His children, meanwhile, were heading off into the crowd without him. William Norton, clad in a ruby-red cravat and yellow waistcoat, had taken his sister’s hand; they weaved around a gleaming marble statue of a sinuous classical huntsman and slipped through a gap between two display cases crammed with ornamental silverware. Kitson realised that they were making for a trio of chairs positioned off to one side of the dais, deep in the shadow cast by the southern balcony, which were being held for them by a willowy, long-haired young man. Like William Norton, he was extravagantly dressed, and his face was alive with anticipation. He greeted the siblings effusively, shaking their hands with great warmth. Before the three had time to sit, a ripple of applause started down by the doors, gathering quickly to a rousing ovation. Kitson could see nothing, but word soon travelled along the balcony that Lord Overstone, the Exhibition’s president, had just made his entrance, and now stood in place ready to welcome Prince Albert. It would not be long now.
‘Alfred Keane,’ Thorne informed him, indicating the willowy man. ‘One of the most notorious sodomites in Lancashire. And a
close companion
of the young dandy Norton, if you follow my meaning.’ He gave a low laugh and nodded at Kitson’s pocketbook. ‘Probably best if you omit that from your account.’
William Norton and his friend Keane, placing themselves on either side of Mrs James, began to talk over her animatedly, gesturing and pointing as they surveyed the enormous audience gathered in the hall. Trapped between them, she read her programme, entirely disengaged from her surroundings.
Kitson was so absorbed in his contemplation of her that it took him a few seconds to notice that William Norton had spotted him. He nudged his sister with an elbow, clearly amused, and directed her attention to the northern balcony. Mrs James’ face lifted upwards, and for an instant their eyes met. Kitson’s pulse throbbed against his tight collar. He went to raise his hat. She began to smile.
A deep, rumbling roar started up outside, from the direction of the city, the loose chorus of thousands of voices cheering thunderously along the Prince’s route to the Exhibition. Every head in the hall turned towards the main doors; then, as one, the audience leapt to their feet, their conversation suddenly escalating in volume as they strained to catch a glimpse of the Royal carriage pulling up outside. Their grand ceremony was about to begin.

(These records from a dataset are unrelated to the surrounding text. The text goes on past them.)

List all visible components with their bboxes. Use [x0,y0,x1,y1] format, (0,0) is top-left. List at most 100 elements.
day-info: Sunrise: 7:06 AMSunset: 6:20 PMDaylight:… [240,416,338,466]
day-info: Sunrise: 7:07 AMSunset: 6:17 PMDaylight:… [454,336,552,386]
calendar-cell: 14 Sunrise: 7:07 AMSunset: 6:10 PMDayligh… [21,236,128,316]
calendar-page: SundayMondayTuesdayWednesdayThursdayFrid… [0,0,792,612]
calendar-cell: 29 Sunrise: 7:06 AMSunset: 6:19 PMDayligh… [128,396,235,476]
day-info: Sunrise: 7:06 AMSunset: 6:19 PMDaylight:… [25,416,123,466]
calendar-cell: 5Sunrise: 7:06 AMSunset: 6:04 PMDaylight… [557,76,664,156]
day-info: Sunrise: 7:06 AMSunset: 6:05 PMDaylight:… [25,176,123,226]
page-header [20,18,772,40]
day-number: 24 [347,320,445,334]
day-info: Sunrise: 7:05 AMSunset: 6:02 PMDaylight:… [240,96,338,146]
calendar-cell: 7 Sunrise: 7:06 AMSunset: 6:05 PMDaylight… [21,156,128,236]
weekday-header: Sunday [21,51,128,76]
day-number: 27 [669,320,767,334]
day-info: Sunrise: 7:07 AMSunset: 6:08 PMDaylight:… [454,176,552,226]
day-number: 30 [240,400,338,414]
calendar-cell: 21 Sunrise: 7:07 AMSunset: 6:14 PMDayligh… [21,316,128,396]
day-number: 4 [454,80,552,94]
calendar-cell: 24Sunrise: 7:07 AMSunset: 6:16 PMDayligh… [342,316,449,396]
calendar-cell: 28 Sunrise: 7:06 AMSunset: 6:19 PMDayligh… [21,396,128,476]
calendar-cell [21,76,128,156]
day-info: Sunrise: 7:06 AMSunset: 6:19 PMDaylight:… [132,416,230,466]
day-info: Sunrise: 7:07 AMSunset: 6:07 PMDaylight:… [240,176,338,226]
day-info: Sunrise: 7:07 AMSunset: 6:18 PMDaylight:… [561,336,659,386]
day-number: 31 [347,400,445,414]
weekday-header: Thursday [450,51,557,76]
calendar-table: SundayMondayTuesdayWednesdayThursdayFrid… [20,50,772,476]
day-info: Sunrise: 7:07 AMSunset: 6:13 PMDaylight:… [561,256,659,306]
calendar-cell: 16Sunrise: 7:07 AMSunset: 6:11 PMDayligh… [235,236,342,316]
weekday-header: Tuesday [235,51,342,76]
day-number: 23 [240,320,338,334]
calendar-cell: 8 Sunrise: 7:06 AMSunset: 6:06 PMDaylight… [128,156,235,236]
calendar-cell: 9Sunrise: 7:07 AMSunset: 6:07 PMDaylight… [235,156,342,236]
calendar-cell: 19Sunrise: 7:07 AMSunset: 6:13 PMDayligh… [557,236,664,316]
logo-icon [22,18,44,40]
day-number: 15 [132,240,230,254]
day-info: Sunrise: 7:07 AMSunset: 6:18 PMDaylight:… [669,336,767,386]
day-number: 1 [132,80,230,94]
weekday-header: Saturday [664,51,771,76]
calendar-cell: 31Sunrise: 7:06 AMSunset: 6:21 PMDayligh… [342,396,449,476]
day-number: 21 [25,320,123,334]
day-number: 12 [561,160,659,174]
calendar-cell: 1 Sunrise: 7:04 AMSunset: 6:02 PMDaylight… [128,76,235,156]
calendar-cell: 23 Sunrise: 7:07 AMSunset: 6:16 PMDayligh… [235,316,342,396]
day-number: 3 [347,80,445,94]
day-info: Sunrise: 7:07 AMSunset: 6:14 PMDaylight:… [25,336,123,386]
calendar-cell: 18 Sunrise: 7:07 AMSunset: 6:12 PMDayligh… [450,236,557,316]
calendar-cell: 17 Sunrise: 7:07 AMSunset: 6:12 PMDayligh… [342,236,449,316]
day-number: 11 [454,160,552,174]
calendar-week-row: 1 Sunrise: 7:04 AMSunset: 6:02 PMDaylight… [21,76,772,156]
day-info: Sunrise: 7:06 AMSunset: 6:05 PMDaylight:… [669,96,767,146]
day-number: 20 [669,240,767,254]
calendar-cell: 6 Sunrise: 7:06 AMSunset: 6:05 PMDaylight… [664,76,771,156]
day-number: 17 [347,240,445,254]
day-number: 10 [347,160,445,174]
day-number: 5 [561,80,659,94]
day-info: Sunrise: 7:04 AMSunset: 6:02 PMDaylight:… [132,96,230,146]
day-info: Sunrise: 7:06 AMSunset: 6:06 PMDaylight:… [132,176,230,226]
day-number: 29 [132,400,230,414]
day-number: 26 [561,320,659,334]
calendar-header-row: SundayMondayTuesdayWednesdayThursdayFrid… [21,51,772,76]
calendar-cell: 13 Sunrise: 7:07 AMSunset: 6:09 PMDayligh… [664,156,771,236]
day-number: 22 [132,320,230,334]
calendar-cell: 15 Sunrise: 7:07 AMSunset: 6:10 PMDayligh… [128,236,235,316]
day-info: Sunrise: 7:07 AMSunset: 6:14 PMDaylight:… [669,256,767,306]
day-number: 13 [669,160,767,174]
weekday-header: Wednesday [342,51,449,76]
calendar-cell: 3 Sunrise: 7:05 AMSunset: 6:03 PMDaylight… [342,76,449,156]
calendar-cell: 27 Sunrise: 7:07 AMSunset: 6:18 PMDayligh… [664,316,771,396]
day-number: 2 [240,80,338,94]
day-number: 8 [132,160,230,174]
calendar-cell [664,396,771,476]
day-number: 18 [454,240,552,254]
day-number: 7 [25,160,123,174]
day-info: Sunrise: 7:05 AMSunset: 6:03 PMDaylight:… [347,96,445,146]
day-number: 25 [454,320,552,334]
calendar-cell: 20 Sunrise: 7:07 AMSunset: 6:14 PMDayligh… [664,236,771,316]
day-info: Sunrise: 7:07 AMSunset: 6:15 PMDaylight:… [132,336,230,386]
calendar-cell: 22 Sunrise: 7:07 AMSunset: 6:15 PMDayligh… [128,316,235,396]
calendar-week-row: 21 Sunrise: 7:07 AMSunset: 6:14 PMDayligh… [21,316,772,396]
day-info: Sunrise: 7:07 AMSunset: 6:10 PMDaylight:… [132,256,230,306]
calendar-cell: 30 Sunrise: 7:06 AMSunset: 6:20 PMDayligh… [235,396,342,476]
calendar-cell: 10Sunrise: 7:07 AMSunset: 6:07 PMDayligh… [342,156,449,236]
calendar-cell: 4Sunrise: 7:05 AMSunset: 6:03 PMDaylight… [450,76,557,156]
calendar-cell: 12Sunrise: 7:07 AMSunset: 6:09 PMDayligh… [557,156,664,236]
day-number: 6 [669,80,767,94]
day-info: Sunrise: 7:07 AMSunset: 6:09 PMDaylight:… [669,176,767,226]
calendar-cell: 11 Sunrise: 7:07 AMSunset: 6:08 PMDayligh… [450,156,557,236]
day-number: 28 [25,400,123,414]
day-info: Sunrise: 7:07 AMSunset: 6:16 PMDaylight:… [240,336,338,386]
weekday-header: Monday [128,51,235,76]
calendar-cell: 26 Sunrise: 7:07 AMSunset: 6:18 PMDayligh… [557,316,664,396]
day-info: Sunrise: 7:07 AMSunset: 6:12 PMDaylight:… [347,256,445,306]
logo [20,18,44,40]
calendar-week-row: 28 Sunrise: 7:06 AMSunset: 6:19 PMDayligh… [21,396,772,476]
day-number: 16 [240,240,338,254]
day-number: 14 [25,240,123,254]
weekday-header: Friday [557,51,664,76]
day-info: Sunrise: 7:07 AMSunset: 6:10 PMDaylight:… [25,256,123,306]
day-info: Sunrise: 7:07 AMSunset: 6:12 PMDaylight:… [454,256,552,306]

When Kitson looked back across the transept, he could not find Mrs James. She was lost in a chaos of top hats and bonnets, all dipping and craning as they vied for a decent view. As he searched impatiently through the shifting multitude, he experienced a startling, unwelcome jolt of recognition. One of the faces he had passed over was familiar–very familiar.
With mounting unease, he made himself look again. There, under the balcony opposite, off behind where he had seen Jemima, in what was probably the darkest corner of the hall, stood a stocky, bearded, black-haired man. Austere portraits of Cromwell and his generals stared down disapprovingly as he leant against a column, half-facing the wall, a cupped hand raised to his lips. A small spark glowed: Kitson realised that, in defiance of the rules of the Exhibition, the man was surreptitiously puffing on a cigarette. He tilted his head back to exhale, forcing the smoke out of one side of his mouth, a look of calm, slightly mocking confidence on his wide, ruddy face. Although he was over a hundred and fifty feet away, and shrouded in shadow, there could not be any doubt. It was Cracknell.